Mutually Beneficial: PGR Internships in Higher Education

By Emily Hay, PGR Events Intern in the Research Culture and Researcher Development Team

Whilst the term ‘internship’ may conjure up images of young team members running around getting coffee and breakfast for their seniors, doing arbitrary filing and generally being at everyone else’s beck and call, that’s no longer (necessarily) the case. In Higher Education, paid internships are becoming increasingly common to help bridge gaps in student provision, as well as giving those students an opportunity at meaningful professional development. Within the University of Glasgow Research Culture and Researcher Development team, the role of PGR Intern has been well-established over the past few years. Recently the team has welcomed both PGR Events and Communications interns, as well as the addition of PGR internships in the Research Staff Events and Research Culture spaces.

The best part about these internships is that they are mutually beneficial for the intern and the team in which they work – or at least that has been my experience. I am now finishing up my past year as PGR Events Intern, a role which I came to after a shorter role within the same team helping to deliver the Guild Summer School in Summer 2021. In the past year I have become a fully-fledged member of the newly established Research Culture and Researcher Development team, have had access to working with a team of people dedicated to developing the skills of researchers (whilst being a researcher myself), and have been able to enmesh myself more fully into the PGR community around me. In turn, I have brought my own skills and experience to bear on the work I’ve been tasked with, creating meaningful change in the way that we administer our competitions and events.

Hiring PGR interns to work on matters concerning PGRs provides a wealth of possibilities to engage researchers. Interns help to bridge a gap between PGRs and full-time staff working in Researcher Development, because we occupy a kind of liminal space between the two. We can often bring a more realistic perspective on the day-to-day reality for postgraduate researchers, what initiatives they will appreciate versus the ones that will merely pass them by. As interns, we can have our ears to the ground in a more meaningful way than full time staff.

In addition to this, we are also able to foster community in a much more natural way than if it came from staff alone. Our PGR competitions (3 Minute Thesis, Visualise Your Thesis), Lunchtime Walks and PGR Gardening benefit enormously from having a PGR figurehead to guide them – the community comes together more naturally, and engagement with Researcher Development as an entity grows as a result.

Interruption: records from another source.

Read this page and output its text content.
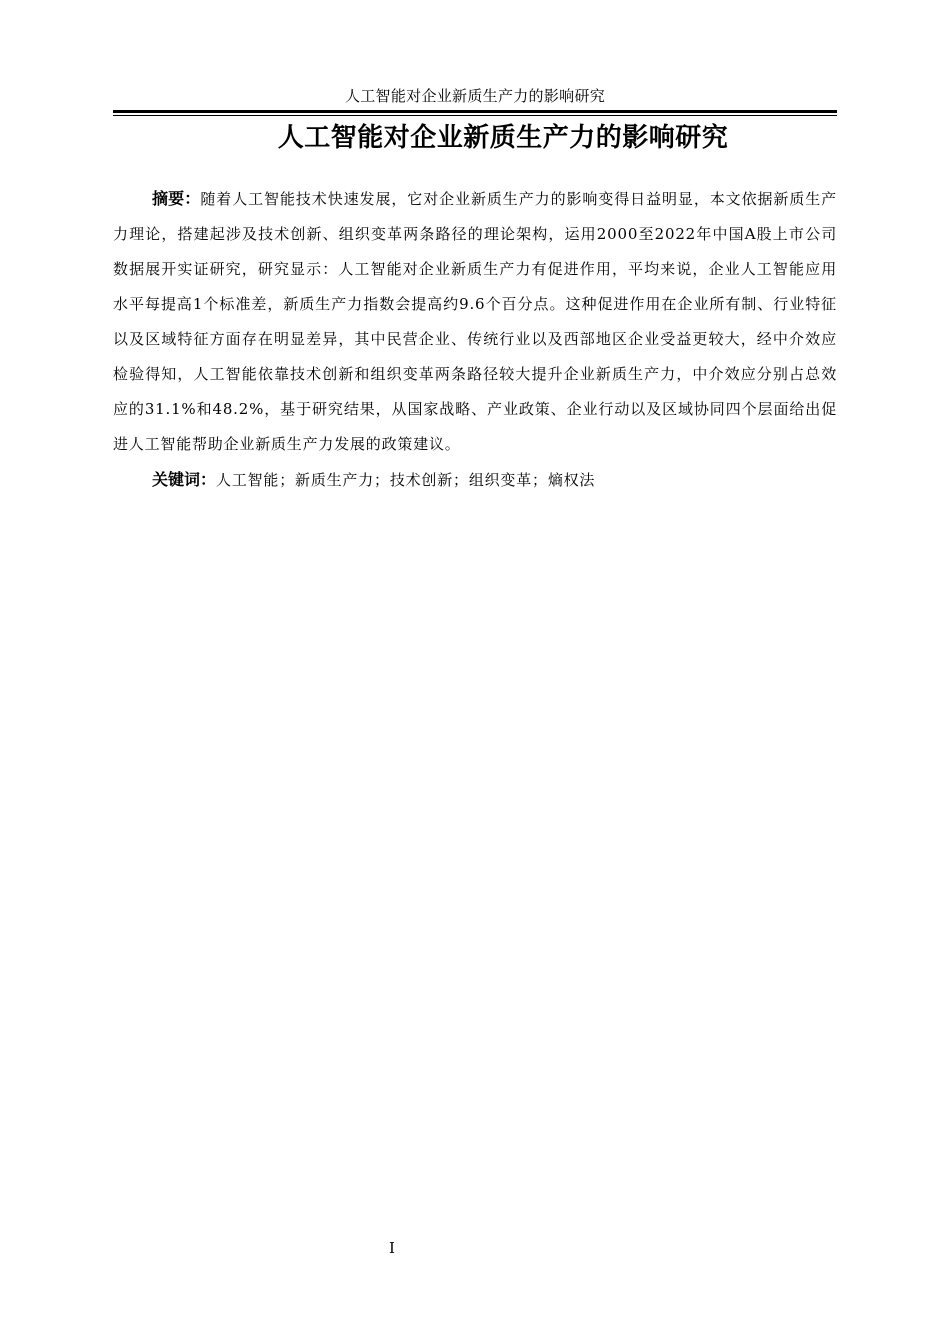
人工智能对企业新质生产力的影响研究
人工智能对企业新质生产力的影响研究

摘要：随着人工智能技术快速发展，它对企业新质生产力的影响变得日益明显，本文依据新质生产力理论，搭建起涉及技术创新、组织变革两条路径的理论架构，运用2000至2022年中国A股上市公司数据展开实证研究，研究显示：人工智能对企业新质生产力有促进作用，平均来说，企业人工智能应用水平每提高1个标准差，新质生产力指数会提高约9.6个百分点。这种促进作用在企业所有制、行业特征以及区域特征方面存在明显差异，其中民营企业、传统行业以及西部地区企业受益更较大，经中介效应检验得知，人工智能依靠技术创新和组织变革两条路径较大提升企业新质生产力，中介效应分别占总效应的31.1%和48.2%，基于研究结果，从国家战略、产业政策、企业行动以及区域协同四个层面给出促进人工智能帮助企业新质生产力发展的政策建议。

关键词：人工智能；新质生产力；技术创新；组织变革；熵权法

I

On my own part too, it has been exceedingly useful to see how higher education works from a different angle, which isn’t always visible to us when we’re enmeshed within our academic subject areas. It has shown me that there are jobs in the field of higher education which, whilst not exactly devoid of demanding workload, do not idolise overwork or lack of breaks in the ways which academic research culture in many ways still does.

That is perhaps my biggest lesson learned to take forward into the rest of my own research and professional life. There will always be more work to do than you have time to do it. In the finality of my internship, it has been easy to get frustrated at the ideas I had that I wasn’t able to bring to fruition, at the loose ends I’m leaving behind for my successor. Yet, the reality of working life, especially in higher education, is that the work always keeps coming, and it is never worth overworking yourself one week in a never-ending attempt to get on top of it.

I am both happy and sad to be finishing my internship. On one hand I would love to go on working with an incredible supportive and creative team of professionals dedicated to developing the potential of researchers. Yet on the other hand, internships are finite for a reason. I have had the opportunity to develop and fine tune so many of my skills, to run such an amazing range of events, but now it’s time for someone else to experience the benefits of those experiences. They will likely make something different of them than I did, and that’s the real beauty of creating internship spaces in your team – things will never stay stagnant from one year to the next.